In many ways, 2015 has been an immense year of anticipation for the film industry. There was a return to Jurassic World, and chases through Mad Max’s apocalyptic backyard. There was the traditional lead-up buzz to yet another Bond, and right now cinemas are mopping up the drool from the aisles as the movie-going community shamelessly salivates over Star Wars’ first forward step in three decades.
The highly anticipated reappearance of Charlie Kaufman, albeit on an altogether smaller scale, presents another example. He returns after a leave of absence spanning back to 2008 when the polarising Synecdoche New York baffled and fascinated pundits. This is his Kickstarter-funded Anomalisa: a stop-motion animated journey to the Hotel Fregoli in Cincinatti, and a darker than usual (for Kaufman) exploration of modern-day relationships and communications.
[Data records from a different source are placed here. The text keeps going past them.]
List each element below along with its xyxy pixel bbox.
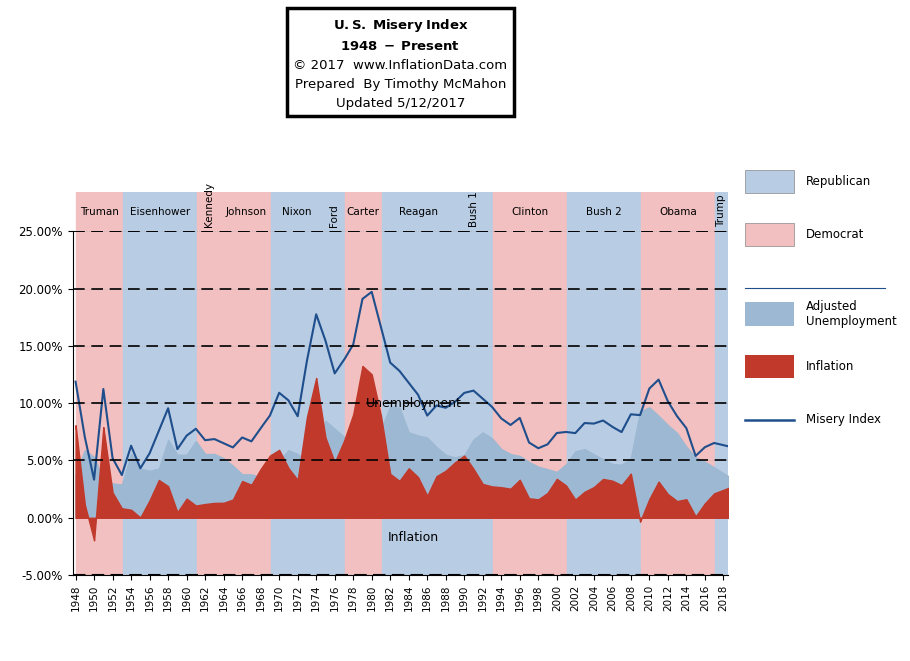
Bar: [76, 231, 124, 575]
Bar: [492, 231, 567, 575]
Text: Carter: Carter: [347, 206, 379, 217]
Bar: [456, 231, 492, 575]
Text: $\bf{U.S.\;Misery\;Index}$
$\bf{1948\;-\;Present}$
© 2017  www.InflationData.com: $\bf{U.S.\;Misery\;Index}$ $\bf{1948\;-\…: [293, 17, 508, 110]
Bar: [222, 192, 270, 231]
Text: Nixon: Nixon: [282, 206, 311, 217]
Bar: [641, 192, 715, 231]
Text: Reagan: Reagan: [399, 206, 439, 217]
Text: Truman: Truman: [80, 206, 119, 217]
Text: Unemployment: Unemployment: [366, 397, 461, 410]
Bar: [641, 231, 715, 575]
Text: Inflation: Inflation: [388, 531, 439, 544]
Bar: [322, 192, 345, 231]
Text: Kennedy: Kennedy: [205, 182, 215, 227]
Text: Misery Index: Misery Index: [806, 413, 881, 426]
Bar: [456, 192, 492, 231]
Bar: [76, 192, 124, 231]
Bar: [322, 231, 345, 575]
Bar: [381, 231, 456, 575]
Text: Adjusted
Unemployment: Adjusted Unemployment: [806, 300, 896, 328]
FancyBboxPatch shape: [745, 171, 794, 193]
FancyBboxPatch shape: [745, 356, 794, 378]
Bar: [567, 231, 641, 575]
Bar: [222, 231, 270, 575]
Bar: [197, 192, 222, 231]
Text: Obama: Obama: [659, 206, 697, 217]
Bar: [270, 231, 322, 575]
Text: Bush 1: Bush 1: [470, 192, 480, 227]
Bar: [197, 231, 222, 575]
Text: Trump: Trump: [716, 195, 726, 227]
Bar: [345, 231, 381, 575]
Bar: [567, 192, 641, 231]
Bar: [715, 192, 728, 231]
FancyBboxPatch shape: [745, 303, 794, 326]
Bar: [492, 192, 567, 231]
Bar: [715, 231, 728, 575]
Text: Inflation: Inflation: [806, 360, 854, 373]
Text: Ford: Ford: [329, 205, 339, 227]
Text: Bush 2: Bush 2: [586, 206, 622, 217]
Bar: [124, 231, 197, 575]
Text: Johnson: Johnson: [226, 206, 267, 217]
Bar: [345, 192, 381, 231]
Text: Democrat: Democrat: [806, 228, 864, 241]
Bar: [270, 192, 322, 231]
FancyBboxPatch shape: [745, 223, 794, 247]
Bar: [381, 192, 456, 231]
Text: Republican: Republican: [806, 175, 871, 188]
Bar: [124, 192, 197, 231]
Text: Eisenhower: Eisenhower: [130, 206, 190, 217]
Text: Clinton: Clinton: [511, 206, 549, 217]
Michael Stone (voiced by David Thewlis) is a successful customer relations guru, but he is also a man in the midst of an existential crisis. He arrives at his hotel away in Cincinnati to deliver a speech to a gaggle of fans, but in the meantime finds himself lamenting the mundanity of his life and his alienation from the very people he should be closest to. Feeding into his dissatisfaction is the fact that everyone – the taxi driver, the concierge, even his wife and son – speaks to him with the same voice. It is only when he chances upon Lisa (voiced by Jennifer Jason Leigh) that he sees a ray of hope that he can escape. Though, from what exactly, he’s not sure.
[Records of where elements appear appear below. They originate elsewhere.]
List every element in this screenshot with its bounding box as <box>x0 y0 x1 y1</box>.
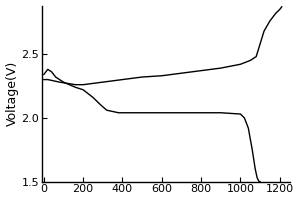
Y-axis label: Voltage(V): Voltage(V) <box>6 61 19 126</box>
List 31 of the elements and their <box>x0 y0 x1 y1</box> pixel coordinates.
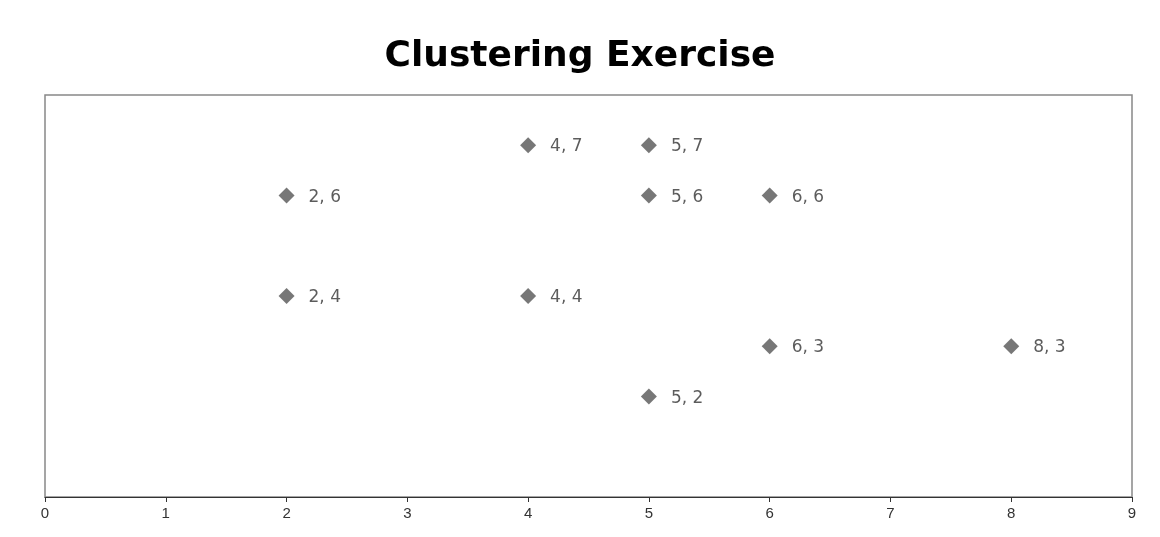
x-tick-label: 3 <box>403 504 412 521</box>
point <box>1003 338 1020 355</box>
point <box>278 288 295 304</box>
x-tick-label: 6 <box>765 504 774 521</box>
data-label: 5, 6 <box>670 185 704 206</box>
data-label: 5, 2 <box>670 386 704 407</box>
point <box>640 187 657 204</box>
x-tick-label: 9 <box>1127 504 1137 521</box>
data-label: 2, 6 <box>308 185 342 206</box>
chart-title: Clustering Exercise <box>384 32 776 74</box>
data-label: 5, 7 <box>670 135 704 156</box>
point <box>520 137 537 154</box>
point <box>640 388 657 405</box>
point <box>278 187 295 204</box>
data-label: 6, 3 <box>791 336 825 357</box>
x-tick-label: 1 <box>161 504 170 521</box>
data-label: 6, 6 <box>791 185 825 206</box>
x-tick-label: 5 <box>644 504 654 521</box>
data-label: 4, 7 <box>550 135 583 156</box>
x-tick-label: 4 <box>523 504 533 521</box>
x-tick-label: 7 <box>886 504 895 521</box>
x-tick-label: 2 <box>282 504 291 521</box>
data-label: 4, 4 <box>550 286 583 306</box>
data-label: 2, 4 <box>308 286 342 306</box>
point <box>520 288 537 304</box>
data-label: 8, 3 <box>1033 336 1066 357</box>
x-tick-label: 0 <box>40 504 50 521</box>
point <box>761 187 778 204</box>
point <box>640 137 657 154</box>
point <box>761 338 778 355</box>
x-tick-label: 8 <box>1007 504 1016 521</box>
Some may presume this kind of animation to be a gimmick to make up for what, on face value, appears quite an uneventful plot. However, the use of dolls here in place of actors plays a central part in our reactions to what is a poignant, occasionally amusing, but memorably unsettling short story.
Bringing back memories of the puppetry themes spawned in Being John Malkovich, you could even say that Anomalisa attempts (and largely succeeds) to fulfil the dramatic potential of puppetry that (fictional) John Malkovich foresaw back in 1999. The approach closes off some narrative possibilities, but it also opens others.
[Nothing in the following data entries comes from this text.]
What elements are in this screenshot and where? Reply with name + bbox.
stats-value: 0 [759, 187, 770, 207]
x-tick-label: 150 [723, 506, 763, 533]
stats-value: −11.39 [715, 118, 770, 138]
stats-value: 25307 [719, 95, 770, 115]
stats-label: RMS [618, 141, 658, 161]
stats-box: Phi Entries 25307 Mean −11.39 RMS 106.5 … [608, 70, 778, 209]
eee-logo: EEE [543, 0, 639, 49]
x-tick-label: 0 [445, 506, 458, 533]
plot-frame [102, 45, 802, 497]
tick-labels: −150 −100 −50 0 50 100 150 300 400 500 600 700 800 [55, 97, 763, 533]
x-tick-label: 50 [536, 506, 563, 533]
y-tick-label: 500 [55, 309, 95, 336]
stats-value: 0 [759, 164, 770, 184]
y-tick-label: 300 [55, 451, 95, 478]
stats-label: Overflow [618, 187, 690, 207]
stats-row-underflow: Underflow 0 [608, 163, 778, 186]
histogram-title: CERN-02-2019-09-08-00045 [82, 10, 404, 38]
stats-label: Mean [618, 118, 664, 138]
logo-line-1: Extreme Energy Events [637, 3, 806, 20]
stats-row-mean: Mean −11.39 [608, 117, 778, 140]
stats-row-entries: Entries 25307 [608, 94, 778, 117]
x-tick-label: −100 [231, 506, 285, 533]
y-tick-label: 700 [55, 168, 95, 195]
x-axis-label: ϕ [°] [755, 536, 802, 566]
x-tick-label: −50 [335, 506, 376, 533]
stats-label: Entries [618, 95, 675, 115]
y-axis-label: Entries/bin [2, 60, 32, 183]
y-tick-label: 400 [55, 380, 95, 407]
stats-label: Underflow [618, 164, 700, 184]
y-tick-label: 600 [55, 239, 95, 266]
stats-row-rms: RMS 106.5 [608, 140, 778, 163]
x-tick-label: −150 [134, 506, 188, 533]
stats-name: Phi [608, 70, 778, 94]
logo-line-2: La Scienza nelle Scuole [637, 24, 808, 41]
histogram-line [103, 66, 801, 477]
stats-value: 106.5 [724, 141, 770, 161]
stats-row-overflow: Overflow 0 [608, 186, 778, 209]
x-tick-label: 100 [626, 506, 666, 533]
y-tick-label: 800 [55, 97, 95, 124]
With a startling design effort courtesy of Starburns Industries, which is co-founded by Anomalisa’s co-director Duke Johnson, we are presented with figures who are eerily lifelike in their texture, skin tones and gestures. However, the realistic nature of these creations is subverted by a craftsman’s incision across the face at the level of the nose’s bridge; this feature has the disconcerting effect of allowing the faces to be more naturally expressive, while on the other hand drawing our attention to their artificiality. This mix of authenticity and artifice makes what ensues between Lisa and Michael equally creepy and affecting. Two words: puppet sex.
Having participated in the original radio play version aired in 2005, the three voices of David Thewlis, Jennifer Jason Leigh and Tom Noonan have reprised their roles in what sits as one of Kauffman’s more compact pieces of cinema. At the heart of this story is a damaged soul and the connections and barriers we erect between ourselves and others, consciously or otherwise. Some might recognise the name of the hotel as being typically Kaufman-esque, referring to the rare Fregoli syndrome, from which Michael suffers here: it is a condition whereby someone believes that everyone but them is the same person. For this role, Tom Noonan’s typically unremarkable customer service voice is fitting, simply because it is so unremarkable.
Anomalisa has the wit and lightness of touch that makes a film a Kaufman film. It has that tripping philosophical bent; a dose of mental acrobatics for the audience; an ability to switch seamlessly from poignancy to hilarity, such as during Lisa’s rendition of ‘Girls Just Wanna Have Fun’; and an isolated central character contemplating his role at the middle of it all.
Watching Kaufman’s work has always been an exercise in anticipation. While he has his recurring themes, how they materialise will always remain a mystery until they’ve happened. And it’s why we should be excited when filmmakers like him make their contribution.
Anomalisa is in cinemas from 4th February through Paramount Pictures.